Saturday, 14 de December de 2024 ISSN 1519-7670 - Ano 24 - nº 1318

Publicar primeiro, conferir depois

Se a jovem Neda Agha Soltan se tornou o símbolo mundial dos protestos contra os resultados da eleição presidencial iraniana do dia 12 – a sua morte, numa rua de Teerã, foi filmada por duas testemunhas munidas de celulares e divulgada no YouTube –, o símbolo da parceria entre a imprensa e os inumeráveis jornalistas improvisados que a abasteceram de informações sobre os acontecimentos no Irã é o blogueiro Nico Pitney, principal editor de notícias do site americano Huffington Post.


Nico foi convidado pela Casa Branca a participar de uma entrevista coletiva do presidente Barack Obama na semana passada. E teve a oportunidade de lhe fazer uma pergunta – por sinal, uma pergunta que ele disse ter recebido de um iraniano e que o presidente não respondeu direito.

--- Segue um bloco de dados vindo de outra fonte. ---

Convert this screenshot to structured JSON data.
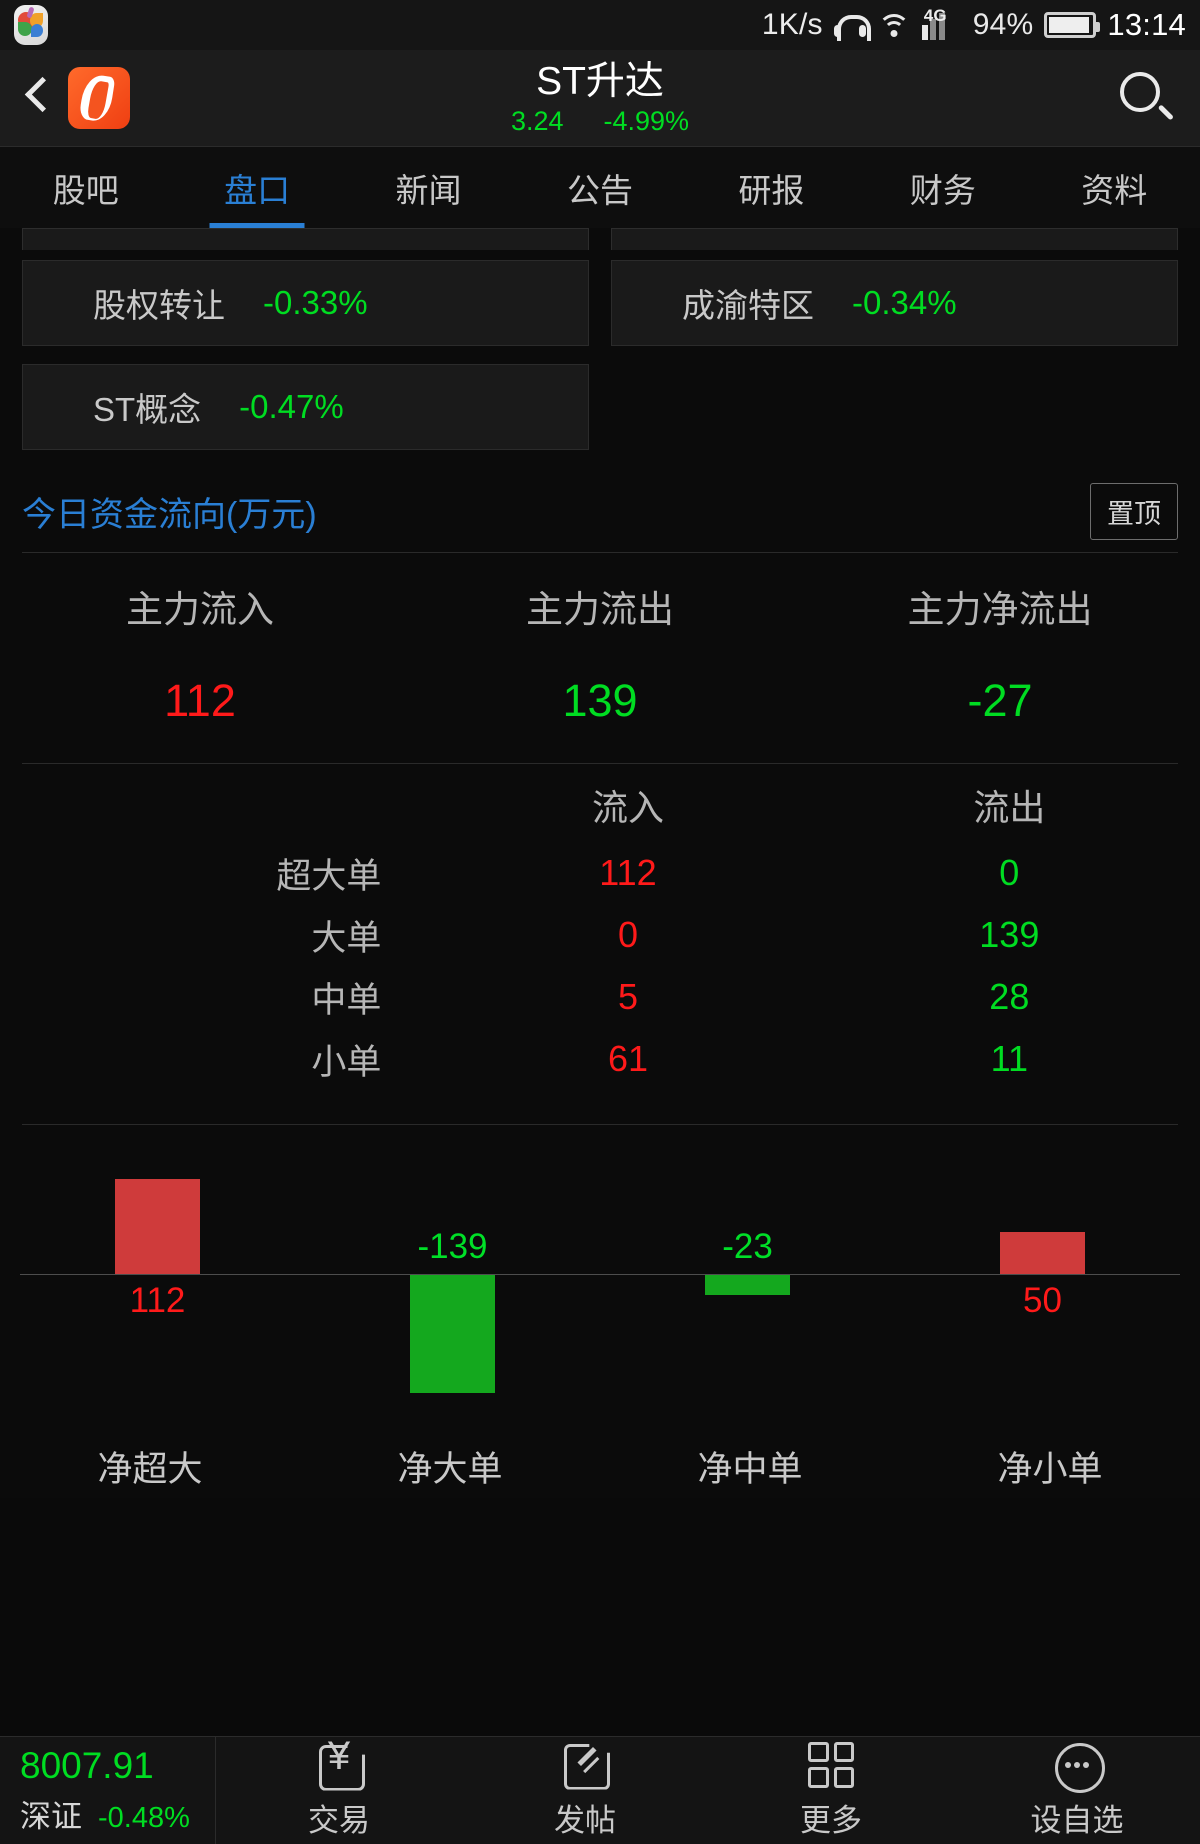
{
  "status_bar": {
    "app_icon": "flower-app-icon",
    "net_speed": "1K/s",
    "headset_icon": "headphones-icon",
    "wifi_icon": "wifi-icon",
    "network_type": "4G",
    "signal_icon": "signal-bars-icon",
    "battery_percent": "94%",
    "battery_icon": "battery-icon",
    "clock": "13:14"
  },
  "header": {
    "back_icon": "back-chevron-icon",
    "logo_icon": "eastmoney-logo-icon",
    "title": "ST升达",
    "price": "3.24",
    "change_percent": "-4.99%",
    "search_icon": "search-icon"
  },
  "tabs": [
    {
      "label": "股吧",
      "active": false
    },
    {
      "label": "盘口",
      "active": true
    },
    {
      "label": "新闻",
      "active": false
    },
    {
      "label": "公告",
      "active": false
    },
    {
      "label": "研报",
      "active": false
    },
    {
      "label": "财务",
      "active": false
    },
    {
      "label": "资料",
      "active": false
    }
  ],
  "concept_chips": [
    {
      "name": "股权转让",
      "value": "-0.33%"
    },
    {
      "name": "成渝特区",
      "value": "-0.34%"
    },
    {
      "name": "ST概念",
      "value": "-0.47%"
    }
  ],
  "fund_flow_section": {
    "title": "今日资金流向(万元)",
    "pin_label": "置顶",
    "summary": [
      {
        "label": "主力流入",
        "value": "112",
        "tone": "red"
      },
      {
        "label": "主力流出",
        "value": "139",
        "tone": "green"
      },
      {
        "label": "主力净流出",
        "value": "-27",
        "tone": "green"
      }
    ],
    "table": {
      "col_headers": [
        "",
        "流入",
        "流出"
      ],
      "rows": [
        {
          "name": "超大单",
          "inflow": "112",
          "outflow": "0"
        },
        {
          "name": "大单",
          "inflow": "0",
          "outflow": "139"
        },
        {
          "name": "中单",
          "inflow": "5",
          "outflow": "28"
        },
        {
          "name": "小单",
          "inflow": "61",
          "outflow": "11"
        }
      ]
    }
  },
  "chart_data": {
    "type": "bar",
    "title": "今日资金流向(万元)",
    "xlabel": "",
    "ylabel": "万元",
    "categories": [
      "净超大",
      "净大单",
      "净中单",
      "净小单"
    ],
    "values": [
      112,
      -139,
      -23,
      50
    ],
    "labels": [
      "112",
      "-139",
      "-23",
      "50"
    ],
    "grid": false,
    "zero_line": true,
    "positive_color": "#cf3b3b",
    "negative_color": "#14a81e",
    "ylim": [
      -160,
      130
    ],
    "legend": "none"
  },
  "bottom_bar": {
    "index": {
      "value": "8007.91",
      "name": "深证",
      "change_percent": "-0.48%"
    },
    "items": [
      {
        "label": "交易",
        "icon": "trade-yen-icon"
      },
      {
        "label": "发帖",
        "icon": "compose-pencil-icon"
      },
      {
        "label": "更多",
        "icon": "grid-more-icon"
      },
      {
        "label": "设自选",
        "icon": "ellipsis-circle-icon"
      }
    ]
  },
  "colors": {
    "up_red": "#ff1a1a",
    "down_green": "#00dd22",
    "accent_blue": "#2a7fd4",
    "bar_red": "#cf3b3b",
    "bar_green": "#14a81e"
  }
}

[O episódio provocou uma saia-justa entre setores da mídia americana e a equipe de imprensa de Obama, acusada de transformar as coletivas dele num jogo de cartas marcadas. Mas, para que não se perca o fio da meada, essa história fica para outra vez.]


No dia seguinte à eleição, quando começaram as manifestações, Nico começou a “agregar”, como se diz na blogosfera, notícias sobre o Irã. Segundo o New York Times da segunda-feira, 29, o seu blog, atualizado diariamente várias vezes por hora, tinha recebido até a semana passada mais de 100 mil comentários e 5 milhões de visitas.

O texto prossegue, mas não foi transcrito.